For tourism managers, these findings highlight the importance of balancing aesthetics and functionality when deploying service robots in hospitality settings. While cuteness can attract initial interest, long-term acceptance is driven by perceived usefulness and performance expectancy. This suggests that hotels, restaurants, and other tourism businesses should focus on designing service robots that not only appear engaging but also provide tangible value to guests. Additionally, marketing strategies can leverage cuteness to generate curiosity, particularly among first-time users, while ensuring that the robots’ functional capabilities enhance customer satisfaction and streamline service operations.
6.3. Future Research Directions
To build upon the findings of this study and address its limitations, several areas warrant further exploration. First, future studies should consider using a longitudinal approach to track how consumer perceptions of service robots evolve over time, especially as exposure and familiarity increase. Additionally, multi-method approaches, such as combining surveys with in-depth interviews or observational studies, could provide a more comprehensive understanding of user attitudes and behaviors.
Second, future research should aim for a more diverse and representative sample, ensuring that respondents include individuals with varying degrees of prior interaction with service robots. Studies could also investigate whether demographic variables—such as age, gender, and profession—act as moderating factors in shaping acceptance and interest in service robots.
Third, given that this study identified cuteness as a significant factor for interest but not for long-term acceptance, future research should explore additional emotional and psychological factors that may impact service robot acceptance, such as trust, empathy, or perceived intelligence.
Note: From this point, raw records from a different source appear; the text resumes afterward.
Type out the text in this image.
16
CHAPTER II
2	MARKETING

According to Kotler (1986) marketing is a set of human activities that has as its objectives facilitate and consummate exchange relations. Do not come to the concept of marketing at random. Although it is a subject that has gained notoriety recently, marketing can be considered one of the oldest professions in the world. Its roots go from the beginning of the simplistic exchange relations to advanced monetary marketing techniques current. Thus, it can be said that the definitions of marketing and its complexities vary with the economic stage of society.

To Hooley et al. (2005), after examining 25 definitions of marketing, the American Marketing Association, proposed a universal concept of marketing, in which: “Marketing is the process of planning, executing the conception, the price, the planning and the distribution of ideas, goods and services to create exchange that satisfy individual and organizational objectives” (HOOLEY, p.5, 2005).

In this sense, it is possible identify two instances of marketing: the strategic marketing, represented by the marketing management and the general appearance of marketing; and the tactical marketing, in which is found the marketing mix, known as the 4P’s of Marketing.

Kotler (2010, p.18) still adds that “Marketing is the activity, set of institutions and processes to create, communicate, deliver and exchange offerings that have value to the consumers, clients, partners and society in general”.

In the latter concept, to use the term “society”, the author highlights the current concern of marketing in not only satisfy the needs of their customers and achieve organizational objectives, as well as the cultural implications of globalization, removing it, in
Furthermore, investigating the negative importance result for cuteness (for those who have interacted with service robots) in the IPMA test could provide deeper insights into whether initial attraction fades with experience and why.
Fourth, to address the lack of geographic data, future studies should conduct cross-cultural research to examine potential variations in service robot acceptance across different regions and cultural contexts. Understanding these differences could help tailor robot design and marketing strategies to specific cultural preferences.
Finally, as service robot technology continues to evolve, long-term industry studies could examine how robot design, functionality, and service integration influence consumer loyalty, brand perception, and business performance.